Alteration of dorsal root ganglion P2X₃ receptor expression and function following spinal nerve ligation in the rat

Abstract.

One subtype of ATP-gated ion channel, the P2X₃ receptor, is expressed primarily on peripheral sensory neurons. While it is known that P2X₃ receptors can participate in certain forms of nociceptive signaling, their involvement in neuropathic pain transmission is not known. We have examined the expression and function of P2X₃ receptors in a rat spinal nerve ligation model of neuropathic pain. Fourteen days following L5/L6 spinal nerve ligation, the corresponding dorsal root ganglia (DRG) were removed from animals exhibiting mechanical allodynia, and these were studied using immunohistochemical and electrophysiological techniques.

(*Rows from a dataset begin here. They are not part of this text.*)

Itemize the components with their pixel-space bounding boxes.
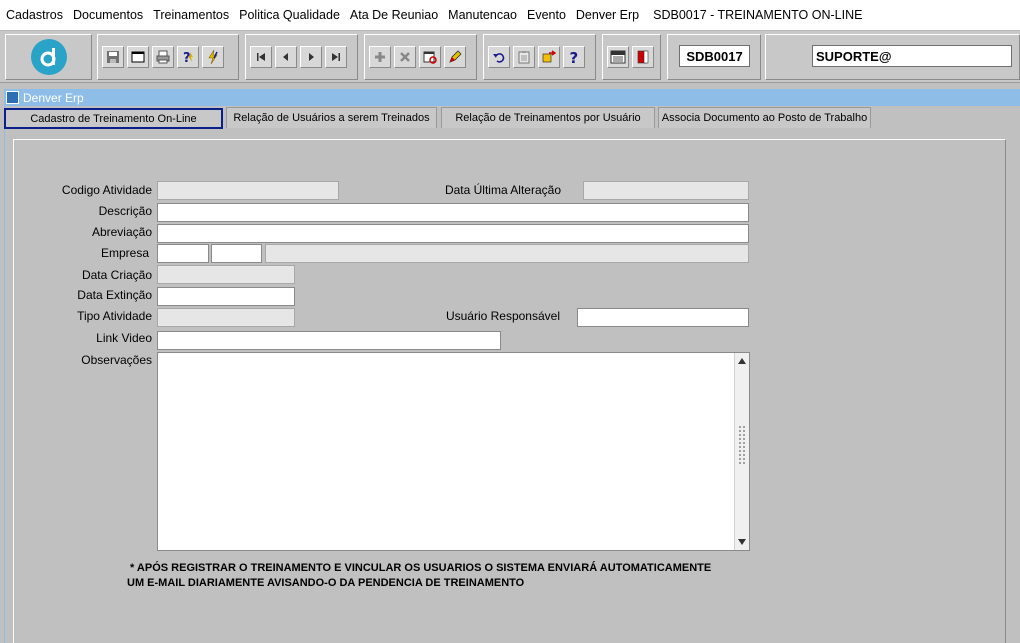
menu-cadastros[interactable]: Cadastros xyxy=(6,8,63,22)
tab-label: Relação de Treinamentos por Usuário xyxy=(455,112,641,124)
denver-logo xyxy=(30,39,67,75)
tab-relacao-usuarios[interactable]: Relação de Usuários a serem Treinados xyxy=(226,107,437,128)
insert-record-icon[interactable] xyxy=(369,46,391,68)
descricao-field[interactable] xyxy=(157,203,749,222)
link-video-field[interactable] xyxy=(157,331,501,350)
window-title-bar: Denver Erp xyxy=(4,89,1020,106)
abreviacao-label: Abreviação xyxy=(91,225,152,239)
navigation-group xyxy=(245,34,358,80)
observacoes-scrollbar[interactable] xyxy=(734,353,749,550)
tab-cadastro-treinamento[interactable]: Cadastro de Treinamento On-Line xyxy=(4,108,223,129)
tab-label: Cadastro de Treinamento On-Line xyxy=(30,112,197,125)
next-record-icon[interactable] xyxy=(300,46,322,68)
note-line-1: * APÓS REGISTRAR O TREINAMENTO E VINCULA… xyxy=(130,562,712,574)
svg-text:?: ? xyxy=(570,49,579,65)
form-code-field: SDB0017 xyxy=(679,45,750,67)
menu-politica-qualidade[interactable]: Politica Qualidade xyxy=(239,8,340,22)
codigo-atividade-field[interactable] xyxy=(157,181,339,200)
data-ultima-alteracao-label: Data Última Alteração xyxy=(444,183,561,197)
edit-icon[interactable] xyxy=(444,46,466,68)
user-field: SUPORTE@ xyxy=(812,45,1012,67)
action-tools-group: ? xyxy=(483,34,596,80)
execute-query-icon[interactable] xyxy=(202,46,224,68)
export-icon[interactable] xyxy=(538,46,560,68)
help-icon[interactable]: ? xyxy=(563,46,585,68)
first-record-icon[interactable] xyxy=(250,46,272,68)
link-video-label: Link Video xyxy=(96,331,152,345)
menu-evento[interactable]: Evento xyxy=(527,8,566,22)
empresa-label: Empresa xyxy=(100,246,149,260)
data-extincao-label: Data Extinção xyxy=(77,288,152,302)
menu-bar: Cadastros Documentos Treinamentos Politi… xyxy=(0,0,1020,31)
tab-label: Associa Documento ao Posto de Trabalho xyxy=(661,112,868,124)
undo-icon[interactable] xyxy=(488,46,510,68)
file-tools-group: ? xyxy=(97,34,239,80)
window-icon[interactable] xyxy=(6,91,19,104)
tab-associa-documento[interactable]: Associa Documento ao Posto de Trabalho xyxy=(658,107,871,128)
record-tools-group xyxy=(364,34,477,80)
tab-label: Relação de Usuários a serem Treinados xyxy=(233,112,430,124)
window-title: Denver Erp xyxy=(23,90,84,105)
empresa-name-field[interactable] xyxy=(265,244,749,263)
data-criacao-field[interactable] xyxy=(157,265,295,284)
tipo-atividade-label: Tipo Atividade xyxy=(77,309,152,323)
abreviacao-field[interactable] xyxy=(157,224,749,243)
observacoes-label: Observações xyxy=(81,353,152,367)
exit-icon[interactable] xyxy=(632,46,654,68)
save-icon[interactable] xyxy=(102,46,124,68)
logo-group xyxy=(5,34,92,80)
list-values-icon[interactable] xyxy=(419,46,441,68)
data-ultima-alteracao-field[interactable] xyxy=(583,181,749,200)
app-tools-group xyxy=(602,34,661,80)
tipo-atividade-field[interactable] xyxy=(157,308,295,327)
descricao-label: Descrição xyxy=(98,204,152,218)
data-extincao-field[interactable] xyxy=(157,287,295,306)
menu-manutencao[interactable]: Manutencao xyxy=(448,8,517,22)
data-criacao-label: Data Criação xyxy=(81,268,152,282)
print-icon[interactable] xyxy=(152,46,174,68)
tab-relacao-treinamentos[interactable]: Relação de Treinamentos por Usuário xyxy=(441,107,655,128)
previous-record-icon[interactable] xyxy=(275,46,297,68)
note-line-2: UM E-MAIL DIARIAMENTE AVISANDO-O DA PEND… xyxy=(127,577,525,589)
codigo-atividade-label: Codigo Atividade xyxy=(61,183,152,197)
usuario-responsavel-label: Usuário Responsável xyxy=(445,309,560,323)
scroll-down-icon[interactable] xyxy=(736,536,748,548)
menu-ata-de-reuniao[interactable]: Ata De Reuniao xyxy=(350,8,438,22)
delete-record-icon[interactable] xyxy=(394,46,416,68)
menu-treinamentos[interactable]: Treinamentos xyxy=(153,8,229,22)
scroll-grip[interactable] xyxy=(738,425,746,465)
menu-denver-erp[interactable]: Denver Erp xyxy=(576,8,639,22)
observacoes-textarea[interactable] xyxy=(157,352,750,551)
usuario-responsavel-field[interactable] xyxy=(577,308,749,327)
menu-icon[interactable] xyxy=(607,46,629,68)
scroll-up-icon[interactable] xyxy=(736,355,748,367)
empresa-branch-field[interactable] xyxy=(211,244,262,263)
clipboard-icon[interactable] xyxy=(513,46,535,68)
last-record-icon[interactable] xyxy=(325,46,347,68)
window-icon[interactable] xyxy=(127,46,149,68)
menu-documentos[interactable]: Documentos xyxy=(73,8,143,22)
empresa-code-field[interactable] xyxy=(157,244,209,263)
query-help-icon[interactable]: ? xyxy=(177,46,199,68)
form-title: SDB0017 - TREINAMENTO ON-LINE xyxy=(653,8,863,22)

Using a polyclonal antibody to label the P2X₃ receptor, a significant reduction in neuronal P2X₃ immunoreactivity was observed in the ipsilateral (injured) L5 and L6 DRG following nerve ligation. In vitro electrophysiological analysis of acutely isolated DRG neurons revealed a similar decrease in functional P2X₃-containing receptors. In small diameter (22–25 µm) neurons, a significant reduction in the number of cells exhibiting a response to α,β-meATP was observed. However, a subset of small diameter neurons retained P2X₃ responses of equal amplitude to those recorded from naive and sham control DRG neurons. Interestingly, P2X₃ immunoreactivity and P2X₃-like responses were also detected in a subset of larger diameter (50 µm) neurons and the number and amplitude of these responses were unchanged after spinal nerve ligation. These results suggest that, while there appears to be a decrease in fast desensitizing P2X₃ receptors following L5/L6 nerve ligation injury, certain subsets of small and large DRG neurons maintain normal P2X₃ receptor expression and function. These remaining receptors may provide a P2X₃ receptor-mediated component to neuropathic pain.